Les autorités espagnoles, qui attendaient les résultats de l'audi, vont désormais pouvoir faire leur demande d'aide à l'Europe : selon Jean-Claude Juncker, le président de l'Eurgroupe, celle-ci interviendra d'ici. Ce dernier a par ailleurs précisé que les fonds viendraient dans un premier temps du Fonds européen de stabilité financière (FESF), puis du Mecanisme européen de stabilité (MES), qui doit entrer en vigueur en juillet pour remplacer le FESF

Les marchés impatients 

La zone euro s'est engagée le 9 juin à prêter jusqu'à 100 milliards d'euros. Selon le ministre des Finances espagnol, Madrid devrait prendre quelques jours pour donner son chiffre. De quoi alimenter encore l'impatience des marchés, qui ont montré jeudi leur inquiétude en imposant à ce pays des taux d'intérêt très élevés pour emprunter trois milliards d'euros

Cette envolée des taux "est un phénomène que l'on observe depuis le début de la crise" car les marchés attendent "le résultat des audits sur la santé réelle des banques espagnoles", avait alors souligné pour FTVi l'économiste Danielle Schweisguth.

Madrid en appelle encore à la BCE

Pour rassurer une fois pour toutes les marchés, Madrid a encore appelé jeudi à une action de la Banque centrale européenne (BCE).
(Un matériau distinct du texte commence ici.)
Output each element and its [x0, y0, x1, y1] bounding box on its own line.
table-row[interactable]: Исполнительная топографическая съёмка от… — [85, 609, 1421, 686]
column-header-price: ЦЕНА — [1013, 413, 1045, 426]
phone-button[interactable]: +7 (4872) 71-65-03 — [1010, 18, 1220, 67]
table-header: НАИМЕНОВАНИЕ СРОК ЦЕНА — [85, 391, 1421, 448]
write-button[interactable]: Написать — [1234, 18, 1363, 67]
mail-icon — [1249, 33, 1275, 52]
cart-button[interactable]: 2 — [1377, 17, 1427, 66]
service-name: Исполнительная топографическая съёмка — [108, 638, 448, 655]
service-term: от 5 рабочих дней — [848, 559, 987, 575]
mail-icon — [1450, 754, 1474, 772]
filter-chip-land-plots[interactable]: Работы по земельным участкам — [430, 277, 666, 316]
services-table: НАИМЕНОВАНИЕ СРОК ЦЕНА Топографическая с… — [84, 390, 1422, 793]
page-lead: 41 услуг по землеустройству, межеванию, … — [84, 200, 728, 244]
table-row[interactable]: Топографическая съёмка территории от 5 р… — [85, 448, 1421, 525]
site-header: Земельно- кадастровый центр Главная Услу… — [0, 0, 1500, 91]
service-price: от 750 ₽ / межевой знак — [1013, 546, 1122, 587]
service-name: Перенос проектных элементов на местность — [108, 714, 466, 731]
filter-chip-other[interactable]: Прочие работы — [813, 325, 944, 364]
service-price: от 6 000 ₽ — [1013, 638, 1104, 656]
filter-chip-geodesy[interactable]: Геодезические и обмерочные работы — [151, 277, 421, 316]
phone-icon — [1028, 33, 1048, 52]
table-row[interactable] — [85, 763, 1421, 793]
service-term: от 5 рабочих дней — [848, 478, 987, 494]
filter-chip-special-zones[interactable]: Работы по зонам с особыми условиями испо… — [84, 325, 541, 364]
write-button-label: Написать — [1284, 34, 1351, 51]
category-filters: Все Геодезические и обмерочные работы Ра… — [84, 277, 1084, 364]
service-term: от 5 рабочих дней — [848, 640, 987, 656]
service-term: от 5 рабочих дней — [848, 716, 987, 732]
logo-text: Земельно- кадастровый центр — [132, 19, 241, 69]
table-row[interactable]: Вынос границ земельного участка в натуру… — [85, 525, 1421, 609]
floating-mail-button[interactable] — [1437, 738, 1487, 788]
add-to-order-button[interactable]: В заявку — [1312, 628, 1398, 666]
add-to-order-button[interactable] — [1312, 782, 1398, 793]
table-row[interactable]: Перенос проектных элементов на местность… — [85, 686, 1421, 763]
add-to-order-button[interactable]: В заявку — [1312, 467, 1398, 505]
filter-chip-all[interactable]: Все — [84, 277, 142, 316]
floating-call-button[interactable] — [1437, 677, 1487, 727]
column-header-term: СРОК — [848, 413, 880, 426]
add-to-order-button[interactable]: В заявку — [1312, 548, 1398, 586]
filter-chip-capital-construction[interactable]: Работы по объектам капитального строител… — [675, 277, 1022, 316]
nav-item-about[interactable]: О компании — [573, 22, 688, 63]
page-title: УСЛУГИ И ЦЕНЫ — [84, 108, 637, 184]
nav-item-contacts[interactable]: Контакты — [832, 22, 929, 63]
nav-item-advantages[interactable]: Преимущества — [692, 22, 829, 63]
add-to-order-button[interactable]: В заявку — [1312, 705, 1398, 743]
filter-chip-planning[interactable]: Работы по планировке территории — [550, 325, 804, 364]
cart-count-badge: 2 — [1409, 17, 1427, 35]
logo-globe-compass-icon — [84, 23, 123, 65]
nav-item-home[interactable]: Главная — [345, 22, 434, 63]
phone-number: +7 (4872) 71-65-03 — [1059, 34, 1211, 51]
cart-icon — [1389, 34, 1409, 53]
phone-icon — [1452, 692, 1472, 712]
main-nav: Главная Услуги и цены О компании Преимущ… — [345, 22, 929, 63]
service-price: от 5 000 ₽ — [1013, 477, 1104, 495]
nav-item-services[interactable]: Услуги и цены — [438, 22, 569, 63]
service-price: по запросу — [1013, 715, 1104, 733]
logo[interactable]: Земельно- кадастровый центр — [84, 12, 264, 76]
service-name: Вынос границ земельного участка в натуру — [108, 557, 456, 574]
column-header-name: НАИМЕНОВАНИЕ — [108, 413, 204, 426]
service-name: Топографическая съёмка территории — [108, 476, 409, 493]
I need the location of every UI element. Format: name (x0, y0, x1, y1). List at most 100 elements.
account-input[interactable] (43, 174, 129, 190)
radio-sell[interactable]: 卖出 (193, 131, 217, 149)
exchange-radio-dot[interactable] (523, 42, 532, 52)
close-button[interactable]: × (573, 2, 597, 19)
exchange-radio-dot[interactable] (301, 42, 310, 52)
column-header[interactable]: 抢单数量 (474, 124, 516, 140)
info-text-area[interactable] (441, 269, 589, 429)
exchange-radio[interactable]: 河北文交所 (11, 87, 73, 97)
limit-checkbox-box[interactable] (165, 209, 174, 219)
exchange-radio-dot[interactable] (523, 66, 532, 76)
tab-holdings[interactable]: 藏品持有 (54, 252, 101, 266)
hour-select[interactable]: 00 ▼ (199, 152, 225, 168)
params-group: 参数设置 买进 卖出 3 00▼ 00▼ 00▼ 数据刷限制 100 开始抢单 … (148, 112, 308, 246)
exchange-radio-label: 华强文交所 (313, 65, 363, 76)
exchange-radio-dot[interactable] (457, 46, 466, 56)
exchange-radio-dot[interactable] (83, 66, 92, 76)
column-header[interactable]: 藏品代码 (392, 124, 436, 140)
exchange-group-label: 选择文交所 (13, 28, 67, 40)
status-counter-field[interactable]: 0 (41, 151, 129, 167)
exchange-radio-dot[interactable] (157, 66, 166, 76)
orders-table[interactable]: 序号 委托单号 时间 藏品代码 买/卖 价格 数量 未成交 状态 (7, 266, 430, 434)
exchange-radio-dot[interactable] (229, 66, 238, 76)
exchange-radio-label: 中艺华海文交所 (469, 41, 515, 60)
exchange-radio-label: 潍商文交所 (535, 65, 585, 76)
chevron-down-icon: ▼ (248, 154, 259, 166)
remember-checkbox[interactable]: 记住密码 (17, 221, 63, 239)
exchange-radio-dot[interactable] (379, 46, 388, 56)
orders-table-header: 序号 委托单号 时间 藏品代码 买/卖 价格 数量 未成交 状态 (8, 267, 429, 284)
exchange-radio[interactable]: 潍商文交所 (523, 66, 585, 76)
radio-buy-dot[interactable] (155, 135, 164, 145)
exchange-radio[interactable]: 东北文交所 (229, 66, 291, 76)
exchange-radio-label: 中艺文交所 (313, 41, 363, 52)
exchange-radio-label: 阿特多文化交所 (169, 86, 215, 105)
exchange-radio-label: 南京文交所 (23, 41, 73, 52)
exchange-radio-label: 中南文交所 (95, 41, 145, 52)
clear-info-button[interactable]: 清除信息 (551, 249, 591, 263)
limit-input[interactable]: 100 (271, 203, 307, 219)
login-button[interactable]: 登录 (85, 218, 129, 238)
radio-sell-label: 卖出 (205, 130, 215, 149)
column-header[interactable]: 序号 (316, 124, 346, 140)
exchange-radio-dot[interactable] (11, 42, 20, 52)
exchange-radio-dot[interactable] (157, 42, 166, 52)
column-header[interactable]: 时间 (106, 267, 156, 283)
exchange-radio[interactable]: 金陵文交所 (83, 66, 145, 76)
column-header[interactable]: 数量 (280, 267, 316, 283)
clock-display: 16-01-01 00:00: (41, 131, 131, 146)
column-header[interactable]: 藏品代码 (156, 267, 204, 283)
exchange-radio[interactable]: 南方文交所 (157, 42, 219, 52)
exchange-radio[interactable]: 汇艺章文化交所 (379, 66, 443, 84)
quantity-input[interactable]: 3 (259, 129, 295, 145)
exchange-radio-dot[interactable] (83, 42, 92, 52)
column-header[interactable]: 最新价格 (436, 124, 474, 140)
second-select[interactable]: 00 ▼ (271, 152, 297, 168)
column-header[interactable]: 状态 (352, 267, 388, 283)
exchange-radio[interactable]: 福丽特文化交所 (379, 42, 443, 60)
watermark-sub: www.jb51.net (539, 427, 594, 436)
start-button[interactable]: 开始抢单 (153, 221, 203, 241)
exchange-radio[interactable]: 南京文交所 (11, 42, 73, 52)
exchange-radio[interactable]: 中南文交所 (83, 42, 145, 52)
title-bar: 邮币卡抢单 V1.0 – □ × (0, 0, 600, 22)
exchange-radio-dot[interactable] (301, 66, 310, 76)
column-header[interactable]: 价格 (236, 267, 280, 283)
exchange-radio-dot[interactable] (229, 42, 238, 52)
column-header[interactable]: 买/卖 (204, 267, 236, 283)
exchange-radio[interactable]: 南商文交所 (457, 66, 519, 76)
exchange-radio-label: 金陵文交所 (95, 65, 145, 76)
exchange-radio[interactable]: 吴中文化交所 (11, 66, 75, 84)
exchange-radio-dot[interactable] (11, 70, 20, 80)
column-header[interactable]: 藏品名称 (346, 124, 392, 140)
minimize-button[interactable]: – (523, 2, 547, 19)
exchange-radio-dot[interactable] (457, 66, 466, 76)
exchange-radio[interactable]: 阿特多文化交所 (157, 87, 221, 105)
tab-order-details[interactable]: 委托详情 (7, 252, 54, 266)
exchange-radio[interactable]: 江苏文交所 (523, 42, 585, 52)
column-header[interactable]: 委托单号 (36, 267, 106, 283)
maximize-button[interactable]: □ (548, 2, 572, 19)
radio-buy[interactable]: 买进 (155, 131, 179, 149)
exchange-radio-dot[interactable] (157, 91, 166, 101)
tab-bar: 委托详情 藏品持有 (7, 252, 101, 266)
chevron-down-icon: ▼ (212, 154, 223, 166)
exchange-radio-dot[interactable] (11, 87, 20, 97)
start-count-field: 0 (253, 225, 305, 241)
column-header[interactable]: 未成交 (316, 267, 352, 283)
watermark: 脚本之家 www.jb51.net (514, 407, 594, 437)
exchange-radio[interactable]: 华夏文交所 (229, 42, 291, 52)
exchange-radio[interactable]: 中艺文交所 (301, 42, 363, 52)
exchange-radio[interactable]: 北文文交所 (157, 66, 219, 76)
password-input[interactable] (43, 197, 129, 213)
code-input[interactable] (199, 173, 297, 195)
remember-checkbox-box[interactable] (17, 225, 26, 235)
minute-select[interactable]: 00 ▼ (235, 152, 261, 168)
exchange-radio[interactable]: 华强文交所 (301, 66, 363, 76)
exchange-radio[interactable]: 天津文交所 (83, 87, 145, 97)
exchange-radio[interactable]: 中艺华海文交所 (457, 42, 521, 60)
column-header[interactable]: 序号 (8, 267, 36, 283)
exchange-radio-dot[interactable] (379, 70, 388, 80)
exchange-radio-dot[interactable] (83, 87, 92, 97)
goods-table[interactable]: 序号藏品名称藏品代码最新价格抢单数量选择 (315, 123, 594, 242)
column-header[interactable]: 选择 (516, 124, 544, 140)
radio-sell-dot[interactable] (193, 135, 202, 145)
Ce qu'elle doit faire, c'est "déboucher les tuyaux du crédit, parce que c'est la seule qui a du crédit", a déclaré le ministre des Affaires étrangères, José Manuel Garcia Margallo.

AvecAthènes, Madrid occupe une place essentielle dans les réunions de l'Eurogroupe. Le quotidien espagnol El Pais (lien en espagnol) affirme que les dix prochains jours seront "décisifs" pour l'avenir de la zone euro et dénonce "l'immobilisme" de l'Allemagne, qui affaiblit selon lui le projet européen.

D'autres audits en attente

Dans un deuxième temps, les cabinets Deloitte, KPMG, PwC et Ernst & Young doivent mener une étude plus approfondie qui permettra d'affiner les mesures d'aide au secteur bancaire. La remise de ce deuxième audit est attendue autour du 31 juillet.